The administration announced it tapped Gerace to head Anchorage’s health department last September, as the state was grappling with a surge in severe COVID-19 cases that was pushing the local hospital system to its breaking point. In supporting his nomination, Bronson held up Gerace’s work at Visit Healthcare, a company that was providing testing and vaccination services within the municipality. The administration also cited Gerace’s numerous degrees and National Guard experience, qualifications that the investigative report revealed Monday to be exaggerated or false.
Ahead of the Anchorage Assembly’s vote confirming Gerace as director in November, multiple accusations against Gerace surfaced. They came largely from former colleagues and employees he had supervised at previous workplaces. The accusations related to his behavior in the workplace and included allegations of sexism toward female employees, along with concerns about qualifications and safety. The Bronson administration at the time called the accusations false and an attempt at character assassination.
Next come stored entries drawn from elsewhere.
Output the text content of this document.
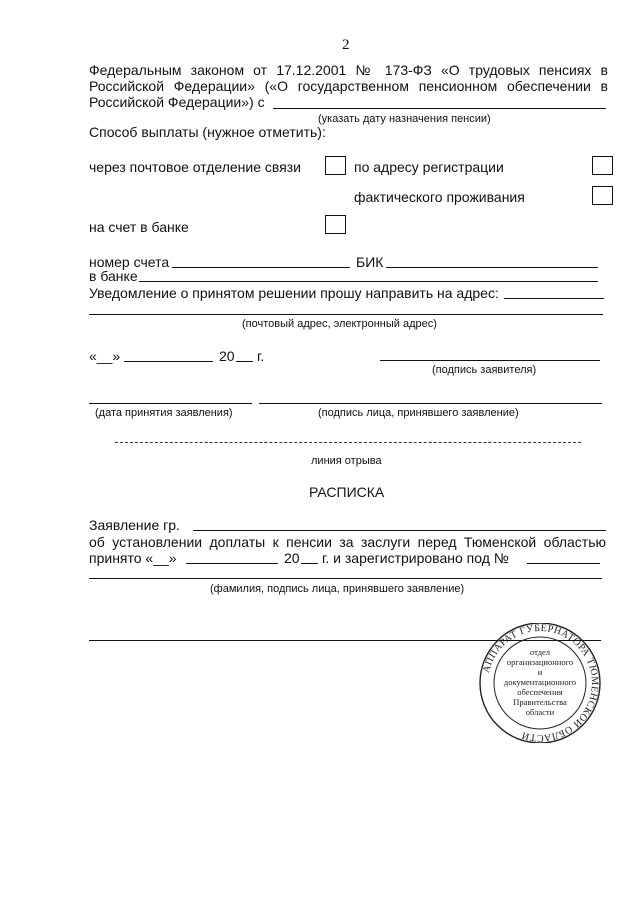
2
Федеральным законом от 17.12.2001 № 173-ФЗ «О трудовых пенсиях в
Российской Федерации» («О государственном пенсионном обеспечении в
Российской Федерации») с
(указать дату назначения пенсии)
Способ выплаты (нужное отметить):
через почтовое отделение связи	по адресу регистрации
фактического проживания
на счет в банке
номер счета	БИК
в банке
Уведомление о принятом решении прошу направить на адрес:
(почтовый адрес, электронный адрес)
«__»	20 г.
(подпись заявителя)
(дата принятия заявления)	(подпись лица, принявшего заявление)
линия отрыва
РАСПИСКА
Заявление гр.
об установлении доплаты к пенсии за заслуги перед Тюменской областью
принято «__»	20 г. и зарегистрировано под №
(фамилия, подпись лица, принявшего заявление)
АППАРАТ ГУБЕРНАТОРА ТЮМЕНСКОЙ ОБЛАСТИ
отдел
организационного
и
документационного
обеспечения
Правительства
области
Several Assembly members who voted to confirm Gerace said that despite the grievances they’d heard, they believed Gerace was qualified for the position, based on the information presented by the human resources director and by Gerace. The three members who voted against his confirmation pointed to the unusually high number of accusations and serious nature of the claims.
Gerace’s selection came during a contentious time early in the new Bronson administration’s staffing process. Confirmation votes before the Assembly are typically pro forma affairs. But Assembly members pushed back on several of the nominees for high-level positions in city government, pointing to a lack of required credentials or past offensive statements. Bronson’s initial appointee to direct the health department resigned just ahead of the Assembly’s confirmation vote, after intense scrutiny from Assembly members over his qualifications and comments about the pandemic.
Twice, the administration put forward its picks to head the library system. One was not confirmed and the second, Judy Eledge, pulled her name from consideration, though she remains the deputy director.
Last week, the Bronson administration announced that its nominee to take over as library director more than three months earlier had decided not to take the position, which remains vacant.